With my time more freed up I’ve been edging back into the social whirl. I now know better than to take on too much, but finding a balance has been tricky – I have the impulse to hermit a lot more than I did. I’m working on it, though. I’m slowly expanding my social contacts and events. I also want to expand my connection to the greater Pagan/polytheistic community here in the Puget Sound area, and that’s something I’m slowly moving into too.

Some things have carried over well. My awareness of the cycles of things – where my clothes come from, or my food – is still in place. I’m not cooking like I did before, and I’m doing my laundry in a machine and not by hand. Part of me sincerely misses those activities. Especially the laundry! *laugh* Much to my surprise, doing my laundry by hand became a soothing reflective time for me. It didn’t really feel like a chore so much as a time I could keep my hands busy and my mind blank. With cooking there’s a lot of forebrain activity – what goes in when, is it too hot, etc. Laundry? Not so much.

I’m much more conscious of clutter in all forms, too. My house stays organized, but that’s the easiest and most surface of the changes. The biggie is that it’s now easier for me to pull out of mental fixation loops, and controlling my moods is easier than it was. My tolerance for drama is just gone, and now I’m ok with stating that up front. I’ve learned that my health and happiness are more important to me than anyone else’s approval, and I’ve learned that lesson down to the bone. That helps more than I knew.

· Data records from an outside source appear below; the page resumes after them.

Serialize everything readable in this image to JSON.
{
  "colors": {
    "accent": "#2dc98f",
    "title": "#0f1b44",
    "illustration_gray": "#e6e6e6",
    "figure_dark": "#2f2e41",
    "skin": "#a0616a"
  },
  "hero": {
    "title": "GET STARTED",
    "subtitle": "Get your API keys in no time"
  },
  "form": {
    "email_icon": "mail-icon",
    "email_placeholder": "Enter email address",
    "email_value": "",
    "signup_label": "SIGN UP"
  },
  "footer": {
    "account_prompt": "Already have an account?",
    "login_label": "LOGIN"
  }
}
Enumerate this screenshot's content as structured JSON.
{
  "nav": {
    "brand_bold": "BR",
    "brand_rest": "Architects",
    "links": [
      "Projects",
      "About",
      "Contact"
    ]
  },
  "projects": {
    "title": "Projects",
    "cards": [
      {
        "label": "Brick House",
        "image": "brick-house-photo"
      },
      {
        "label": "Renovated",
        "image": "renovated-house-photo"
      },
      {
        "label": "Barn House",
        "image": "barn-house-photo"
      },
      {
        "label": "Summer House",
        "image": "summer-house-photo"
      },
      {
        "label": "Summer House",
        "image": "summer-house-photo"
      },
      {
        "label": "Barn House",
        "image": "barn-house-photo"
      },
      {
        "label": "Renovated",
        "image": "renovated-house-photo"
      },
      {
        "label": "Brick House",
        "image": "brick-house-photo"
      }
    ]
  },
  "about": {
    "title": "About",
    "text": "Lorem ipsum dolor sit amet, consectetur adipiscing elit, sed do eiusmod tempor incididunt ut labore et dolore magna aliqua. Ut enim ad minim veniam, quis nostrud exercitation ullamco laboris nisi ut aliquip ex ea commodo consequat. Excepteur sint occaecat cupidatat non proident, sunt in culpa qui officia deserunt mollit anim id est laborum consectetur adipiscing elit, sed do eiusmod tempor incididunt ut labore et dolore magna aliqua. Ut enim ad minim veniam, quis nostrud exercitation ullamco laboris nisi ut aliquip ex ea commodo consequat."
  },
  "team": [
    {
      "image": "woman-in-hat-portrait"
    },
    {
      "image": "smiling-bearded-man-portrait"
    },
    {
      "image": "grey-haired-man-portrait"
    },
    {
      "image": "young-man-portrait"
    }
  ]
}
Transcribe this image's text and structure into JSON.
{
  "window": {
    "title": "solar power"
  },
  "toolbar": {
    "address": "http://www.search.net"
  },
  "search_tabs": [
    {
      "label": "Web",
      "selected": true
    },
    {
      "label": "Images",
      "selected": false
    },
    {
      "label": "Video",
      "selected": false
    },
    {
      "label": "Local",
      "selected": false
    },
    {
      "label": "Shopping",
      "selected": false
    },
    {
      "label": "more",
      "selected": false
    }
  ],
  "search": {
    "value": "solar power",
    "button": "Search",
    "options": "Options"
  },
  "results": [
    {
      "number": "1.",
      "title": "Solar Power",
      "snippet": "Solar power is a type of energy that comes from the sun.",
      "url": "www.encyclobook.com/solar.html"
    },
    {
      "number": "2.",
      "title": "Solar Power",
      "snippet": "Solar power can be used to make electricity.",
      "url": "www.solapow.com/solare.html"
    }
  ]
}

I think the biggest take-away I have from the whole experience is now having an anchor. For most of my life I’ve felt fairly adrift. My tie to my Lady grounded me some, but it wasn’t complete. Focusing on Her alone put too much emphasis on the work I did in my head and not enough emphasis on me living my life. Embracing the Ancestors and the Land, emphasizing those relationships, provided the balance I never knew I needed. I feel more grounded than I ever have before, and from that ground I’m able to go further into each of the Realms. I am held by the Kindreds, and working together They tether me to the experience of my life and my place in the world. For that alone my year of monasticism was as transformative for me as my year of celibacy, though in a completely different way. I’m just hoping I can maintain that ground as I transition away from monasticism to whatever is coming next.